Construction was started in 1499 by the Danish knight Jens Holgersen Ulfstand and stone-cutter-mason and architect Adam van Düren, a North German master who also worked on Lund Cathedral. Construction was completed in 1506.
Ulfstand was a councillor, nobleman and admiral serving under John I of Denmark and many objects have been uncovered during archeological excavations that demonstrate the extravagant lifestyle of the knight's family at Glimmingehus up until Ulfstand's death in 1523. Some of the most expensive objects for sale in Europe during this period, such as Venetian glass, painted glass from the Rhine district and Spanish ceramics have been found here. Evidence of the family's wealth can also be seen inside the stone fortress, where everyday comforts for the knight's family included hot air channels in the walls and bench seats in the window recesses.
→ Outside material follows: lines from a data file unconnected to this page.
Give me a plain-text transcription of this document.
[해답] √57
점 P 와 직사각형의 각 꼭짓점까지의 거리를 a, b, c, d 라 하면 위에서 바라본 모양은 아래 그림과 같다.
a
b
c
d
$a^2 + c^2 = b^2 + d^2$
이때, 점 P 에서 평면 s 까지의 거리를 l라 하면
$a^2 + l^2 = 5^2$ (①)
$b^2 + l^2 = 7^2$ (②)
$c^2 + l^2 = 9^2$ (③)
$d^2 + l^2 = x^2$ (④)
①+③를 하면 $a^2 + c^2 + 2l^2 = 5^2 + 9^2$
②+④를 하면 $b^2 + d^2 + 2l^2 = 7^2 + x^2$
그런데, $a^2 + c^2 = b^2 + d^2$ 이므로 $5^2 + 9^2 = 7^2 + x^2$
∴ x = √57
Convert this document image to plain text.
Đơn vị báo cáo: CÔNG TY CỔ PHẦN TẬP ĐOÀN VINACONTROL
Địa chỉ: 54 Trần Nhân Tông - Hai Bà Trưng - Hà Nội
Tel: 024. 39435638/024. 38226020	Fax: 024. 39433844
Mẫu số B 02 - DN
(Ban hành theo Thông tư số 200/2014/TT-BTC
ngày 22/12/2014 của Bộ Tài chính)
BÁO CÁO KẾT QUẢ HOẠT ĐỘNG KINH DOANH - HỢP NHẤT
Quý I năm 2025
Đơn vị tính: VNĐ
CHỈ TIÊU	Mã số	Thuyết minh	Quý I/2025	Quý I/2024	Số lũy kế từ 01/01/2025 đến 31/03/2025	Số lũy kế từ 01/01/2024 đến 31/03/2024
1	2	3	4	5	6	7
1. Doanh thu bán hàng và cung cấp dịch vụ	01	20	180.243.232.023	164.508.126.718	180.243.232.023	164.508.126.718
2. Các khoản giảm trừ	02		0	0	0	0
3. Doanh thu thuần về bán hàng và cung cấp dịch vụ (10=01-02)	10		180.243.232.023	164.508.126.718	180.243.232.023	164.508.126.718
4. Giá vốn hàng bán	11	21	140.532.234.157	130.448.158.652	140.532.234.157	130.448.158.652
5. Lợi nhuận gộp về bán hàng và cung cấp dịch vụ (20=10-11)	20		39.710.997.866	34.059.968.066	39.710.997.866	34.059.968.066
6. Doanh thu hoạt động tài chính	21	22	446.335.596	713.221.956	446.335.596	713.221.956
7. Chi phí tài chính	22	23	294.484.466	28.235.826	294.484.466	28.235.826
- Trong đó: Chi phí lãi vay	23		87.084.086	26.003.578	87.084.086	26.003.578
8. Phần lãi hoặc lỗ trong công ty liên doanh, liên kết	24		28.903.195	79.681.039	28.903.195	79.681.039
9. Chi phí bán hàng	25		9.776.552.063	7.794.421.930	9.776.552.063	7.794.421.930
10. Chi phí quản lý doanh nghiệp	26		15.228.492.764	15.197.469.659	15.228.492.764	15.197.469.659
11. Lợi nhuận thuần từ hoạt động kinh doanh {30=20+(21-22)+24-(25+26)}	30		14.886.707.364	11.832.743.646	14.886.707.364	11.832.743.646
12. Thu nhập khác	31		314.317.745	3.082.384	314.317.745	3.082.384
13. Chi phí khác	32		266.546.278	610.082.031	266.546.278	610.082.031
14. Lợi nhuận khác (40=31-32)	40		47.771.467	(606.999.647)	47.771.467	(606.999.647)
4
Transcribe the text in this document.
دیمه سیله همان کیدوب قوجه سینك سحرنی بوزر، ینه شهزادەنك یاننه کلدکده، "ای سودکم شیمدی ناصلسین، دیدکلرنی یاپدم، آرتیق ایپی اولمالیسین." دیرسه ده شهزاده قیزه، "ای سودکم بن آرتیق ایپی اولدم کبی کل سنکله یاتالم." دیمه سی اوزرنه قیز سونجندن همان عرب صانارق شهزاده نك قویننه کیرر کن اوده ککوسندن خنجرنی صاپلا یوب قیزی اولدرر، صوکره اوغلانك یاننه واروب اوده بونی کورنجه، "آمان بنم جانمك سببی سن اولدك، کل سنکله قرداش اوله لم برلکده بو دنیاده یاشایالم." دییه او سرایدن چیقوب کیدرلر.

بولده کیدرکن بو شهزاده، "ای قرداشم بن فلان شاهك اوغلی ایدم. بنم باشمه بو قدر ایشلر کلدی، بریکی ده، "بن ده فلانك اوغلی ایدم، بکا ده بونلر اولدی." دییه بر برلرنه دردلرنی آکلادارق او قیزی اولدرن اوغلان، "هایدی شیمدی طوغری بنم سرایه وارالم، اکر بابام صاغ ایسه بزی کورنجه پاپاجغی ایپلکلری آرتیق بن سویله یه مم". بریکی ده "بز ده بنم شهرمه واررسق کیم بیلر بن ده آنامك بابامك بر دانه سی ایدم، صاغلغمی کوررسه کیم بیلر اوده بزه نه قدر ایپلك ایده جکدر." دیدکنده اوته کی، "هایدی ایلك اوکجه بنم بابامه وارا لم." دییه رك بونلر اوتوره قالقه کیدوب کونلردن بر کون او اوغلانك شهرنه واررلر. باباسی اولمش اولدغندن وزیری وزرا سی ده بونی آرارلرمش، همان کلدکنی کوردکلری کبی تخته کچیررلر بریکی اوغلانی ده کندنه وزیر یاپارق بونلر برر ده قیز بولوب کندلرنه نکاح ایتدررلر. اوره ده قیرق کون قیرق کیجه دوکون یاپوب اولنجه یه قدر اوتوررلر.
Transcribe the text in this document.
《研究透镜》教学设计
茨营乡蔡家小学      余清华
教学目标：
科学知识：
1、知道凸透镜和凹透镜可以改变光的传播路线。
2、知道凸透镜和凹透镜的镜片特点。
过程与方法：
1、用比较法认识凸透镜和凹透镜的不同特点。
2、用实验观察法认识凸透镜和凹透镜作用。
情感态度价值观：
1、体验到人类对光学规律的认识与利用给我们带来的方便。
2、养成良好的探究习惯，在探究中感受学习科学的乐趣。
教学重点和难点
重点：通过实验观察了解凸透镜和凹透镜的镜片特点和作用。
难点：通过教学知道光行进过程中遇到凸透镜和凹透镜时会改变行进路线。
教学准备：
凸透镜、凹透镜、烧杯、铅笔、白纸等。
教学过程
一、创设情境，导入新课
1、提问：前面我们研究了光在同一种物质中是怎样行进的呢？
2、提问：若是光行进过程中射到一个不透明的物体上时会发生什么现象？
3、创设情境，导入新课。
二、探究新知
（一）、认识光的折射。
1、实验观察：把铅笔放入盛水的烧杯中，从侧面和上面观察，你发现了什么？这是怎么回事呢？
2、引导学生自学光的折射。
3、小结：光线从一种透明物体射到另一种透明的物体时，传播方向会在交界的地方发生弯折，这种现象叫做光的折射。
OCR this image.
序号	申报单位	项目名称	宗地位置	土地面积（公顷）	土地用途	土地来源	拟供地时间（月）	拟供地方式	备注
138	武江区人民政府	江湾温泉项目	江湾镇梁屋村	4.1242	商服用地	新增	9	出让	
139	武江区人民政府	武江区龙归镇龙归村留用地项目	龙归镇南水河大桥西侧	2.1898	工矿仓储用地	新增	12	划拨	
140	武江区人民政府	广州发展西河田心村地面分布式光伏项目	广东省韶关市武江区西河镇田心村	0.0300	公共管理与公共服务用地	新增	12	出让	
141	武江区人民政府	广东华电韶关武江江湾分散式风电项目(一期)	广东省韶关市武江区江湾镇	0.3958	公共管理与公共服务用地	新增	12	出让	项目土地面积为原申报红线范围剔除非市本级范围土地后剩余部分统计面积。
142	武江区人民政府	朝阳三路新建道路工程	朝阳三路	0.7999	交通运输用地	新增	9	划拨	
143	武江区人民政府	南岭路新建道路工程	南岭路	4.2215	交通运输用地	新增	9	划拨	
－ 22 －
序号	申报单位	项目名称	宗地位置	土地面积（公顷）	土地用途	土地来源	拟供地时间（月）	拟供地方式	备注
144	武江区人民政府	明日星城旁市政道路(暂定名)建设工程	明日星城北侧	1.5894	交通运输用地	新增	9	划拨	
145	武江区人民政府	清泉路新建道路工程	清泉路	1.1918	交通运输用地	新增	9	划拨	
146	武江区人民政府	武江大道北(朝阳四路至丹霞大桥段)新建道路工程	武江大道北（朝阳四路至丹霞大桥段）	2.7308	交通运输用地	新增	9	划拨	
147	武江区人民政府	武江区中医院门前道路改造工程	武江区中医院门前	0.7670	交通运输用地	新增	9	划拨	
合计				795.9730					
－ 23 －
Although considered comfortable for its period, it has also been argued that Glimmingehus was an expression of "Knighthood nostalgia" and not considered opulent or progressive enough even to the knight's contemporaries and especially not to later generations of the Scanian nobility. Glimmingehus is thought to have served as a residential castle for only a few generations before being transformed into a storage facility for grain.
An order from Charles XI to the administrators of the Swedish dominion of Scania in 1676 to demolish the castle, in order to ensure that it would not fall into the hands of the Danish king during the Scanian War, could not be executed. A first attempt, in which 20 Scanian farmers were ordered to assist, proved unsuccessful. An additional force of 130 men were sent to Glimmingehus to execute the order in a second attempt. However, before they could carry out the order, a Danish-Dutch naval division arrived in Ystad, and the Swedes had to abandon the demolition attempts. Throughout the 18th century the castle was used as deposit for agricultural produce and in 1924 it was donated to the Swedish state. Today it is administered by the Swedish National Heritage Board.
On site there is a museum, medieval kitchen, shop and restaurant and coffee house. During summer time there are several guided tours daily. In local folklore, the castle is described as haunted by multiple ghosts and the tradition of storytelling inspired by the castle is continued in the summer events at the castle called "Strange stories and terrifying tales".